㈣至被告甲○○是否向宏欣公司索取公關費;證人張郁文有無
將公關費交付被告等情,被告經測謊結果,固呈情緒波動反應,而有說謊現象,有法務部調查局出具鑑定通知書可稽(詳六○○號他字卷九二至九七;一二六九五號偵查卷二頁)。然因被告與蒲增新二人,係確有接受證人張郁文提供色情招待,故被告與蒲增新所為測謊,雖可資為被告收受不正利益部分之佐證。但仍不足以作為認定被告有收受該部分賄賂事實之佐證。
四、綜上所述,被告甲○○有無以借款方式,向證人張郁文收取賄賂八萬元,以及收張郁文送交甲○○賄賂卅萬元部分,均尚屬不能證明。原判決遽認,被告應負該部分收受賄款罪責,容有未合。惟公訴人認該部分與前述有罪部分,有連續犯裁判上一罪關係,爰就該部分,不另為無罪諭知,併此敘明。

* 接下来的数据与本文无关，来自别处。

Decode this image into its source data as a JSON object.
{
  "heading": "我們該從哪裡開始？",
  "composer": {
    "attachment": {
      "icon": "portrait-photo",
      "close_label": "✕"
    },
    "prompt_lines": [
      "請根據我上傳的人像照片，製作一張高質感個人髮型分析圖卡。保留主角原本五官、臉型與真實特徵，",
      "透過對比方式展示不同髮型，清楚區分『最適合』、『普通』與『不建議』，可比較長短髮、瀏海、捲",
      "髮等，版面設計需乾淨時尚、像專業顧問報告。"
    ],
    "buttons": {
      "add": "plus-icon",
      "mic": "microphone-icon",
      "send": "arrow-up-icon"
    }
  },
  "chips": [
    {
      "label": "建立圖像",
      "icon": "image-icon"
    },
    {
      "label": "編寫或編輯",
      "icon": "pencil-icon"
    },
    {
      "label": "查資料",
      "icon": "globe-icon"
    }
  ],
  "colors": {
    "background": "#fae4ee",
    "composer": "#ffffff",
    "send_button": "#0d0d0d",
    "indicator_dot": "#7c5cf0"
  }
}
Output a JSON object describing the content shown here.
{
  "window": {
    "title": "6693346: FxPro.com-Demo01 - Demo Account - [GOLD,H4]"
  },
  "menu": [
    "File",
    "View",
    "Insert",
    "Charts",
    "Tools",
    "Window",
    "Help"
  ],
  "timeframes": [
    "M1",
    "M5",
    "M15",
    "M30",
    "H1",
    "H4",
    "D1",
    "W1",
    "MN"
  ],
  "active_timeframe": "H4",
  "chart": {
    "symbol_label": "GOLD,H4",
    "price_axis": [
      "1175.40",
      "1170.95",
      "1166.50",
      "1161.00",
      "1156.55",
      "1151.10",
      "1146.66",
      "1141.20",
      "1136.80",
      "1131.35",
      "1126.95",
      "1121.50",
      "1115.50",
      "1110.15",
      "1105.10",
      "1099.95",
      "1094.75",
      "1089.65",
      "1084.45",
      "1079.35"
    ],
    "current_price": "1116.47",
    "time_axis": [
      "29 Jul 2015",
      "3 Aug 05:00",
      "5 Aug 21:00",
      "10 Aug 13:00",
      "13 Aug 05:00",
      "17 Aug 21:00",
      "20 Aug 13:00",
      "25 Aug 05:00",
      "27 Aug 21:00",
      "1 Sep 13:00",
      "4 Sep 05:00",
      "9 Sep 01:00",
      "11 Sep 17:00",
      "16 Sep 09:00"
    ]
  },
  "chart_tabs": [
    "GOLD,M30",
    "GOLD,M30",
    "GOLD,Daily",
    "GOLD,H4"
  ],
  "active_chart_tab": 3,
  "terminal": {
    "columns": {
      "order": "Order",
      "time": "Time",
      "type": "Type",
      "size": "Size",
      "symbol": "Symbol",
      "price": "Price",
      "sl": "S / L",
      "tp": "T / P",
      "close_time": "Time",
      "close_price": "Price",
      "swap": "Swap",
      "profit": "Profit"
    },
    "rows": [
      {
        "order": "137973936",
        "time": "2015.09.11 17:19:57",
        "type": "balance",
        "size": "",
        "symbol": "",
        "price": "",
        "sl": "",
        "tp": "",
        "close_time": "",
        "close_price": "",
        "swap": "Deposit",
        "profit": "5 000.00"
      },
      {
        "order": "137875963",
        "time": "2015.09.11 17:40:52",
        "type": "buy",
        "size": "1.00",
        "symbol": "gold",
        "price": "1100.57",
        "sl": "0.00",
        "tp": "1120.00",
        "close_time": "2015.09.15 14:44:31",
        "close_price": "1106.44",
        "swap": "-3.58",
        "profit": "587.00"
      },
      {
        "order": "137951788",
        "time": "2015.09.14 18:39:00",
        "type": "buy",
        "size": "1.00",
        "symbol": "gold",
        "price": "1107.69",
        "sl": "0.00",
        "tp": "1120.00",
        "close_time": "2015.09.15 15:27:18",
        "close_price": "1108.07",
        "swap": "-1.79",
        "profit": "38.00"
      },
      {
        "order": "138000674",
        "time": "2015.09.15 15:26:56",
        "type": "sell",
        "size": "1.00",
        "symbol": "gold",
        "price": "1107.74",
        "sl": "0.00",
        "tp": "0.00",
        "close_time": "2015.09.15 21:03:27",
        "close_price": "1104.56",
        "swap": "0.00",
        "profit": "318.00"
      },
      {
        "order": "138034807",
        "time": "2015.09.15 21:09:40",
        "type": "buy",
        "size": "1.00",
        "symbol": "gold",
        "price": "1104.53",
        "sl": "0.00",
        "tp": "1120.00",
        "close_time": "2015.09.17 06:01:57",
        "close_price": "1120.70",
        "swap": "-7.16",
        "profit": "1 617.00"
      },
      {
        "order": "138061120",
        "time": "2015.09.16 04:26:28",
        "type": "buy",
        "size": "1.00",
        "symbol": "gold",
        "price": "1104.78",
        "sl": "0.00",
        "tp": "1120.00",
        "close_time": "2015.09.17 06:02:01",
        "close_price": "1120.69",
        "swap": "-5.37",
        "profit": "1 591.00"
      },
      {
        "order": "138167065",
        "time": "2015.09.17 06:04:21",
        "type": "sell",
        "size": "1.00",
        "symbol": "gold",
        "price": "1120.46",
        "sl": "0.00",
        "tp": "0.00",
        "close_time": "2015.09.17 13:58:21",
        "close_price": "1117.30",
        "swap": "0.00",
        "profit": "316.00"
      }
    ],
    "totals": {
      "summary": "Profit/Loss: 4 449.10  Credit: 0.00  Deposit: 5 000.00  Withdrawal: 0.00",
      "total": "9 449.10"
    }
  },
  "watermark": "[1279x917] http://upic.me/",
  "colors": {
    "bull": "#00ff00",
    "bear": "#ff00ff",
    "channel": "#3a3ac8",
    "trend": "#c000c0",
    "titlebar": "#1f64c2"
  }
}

據上論斷,應依刑事訴訟法第三百六十九條第一項前段、第三百六十四條、第二百九十九條第一項前段,貪污治罪條例第二條前段、第五條第一項第三款、第十七條,刑法第十一條前段、第五十六條、第三十七條第二項,判決如主文。
本案經檢察官吳萃芳到庭執行職務。
中華民國94年3月30日
刑事第三庭審判長法官陳義仲
法官宋明蒼法官楊子莊以上正本證明與原本無異。
如不服本判決,應於收受本判決後十日內向本院提出上訴書狀。
其未敘述上訴理由者並得於提起上訴後十日內向本院補提理由書狀(均須按他造當事人之人數附繕本)「切勿逕送上級法院」。
書記官王全龍中華民國94年3月31日附錄法條:
貪污治罪條例第5條:
有下列行為之一者,處七年以上有期徒刑,得併科新台幣六千萬元以下罰金:
一意圖得利,擅提或截留公款或違背法令收募稅捐或公債者。
二利用職務上之機會,詐取財物者。
三對於職務上之行為,要求、期約或收受賄賂或其他不正利益者。
前項第一款及第二款之未遂犯罰之。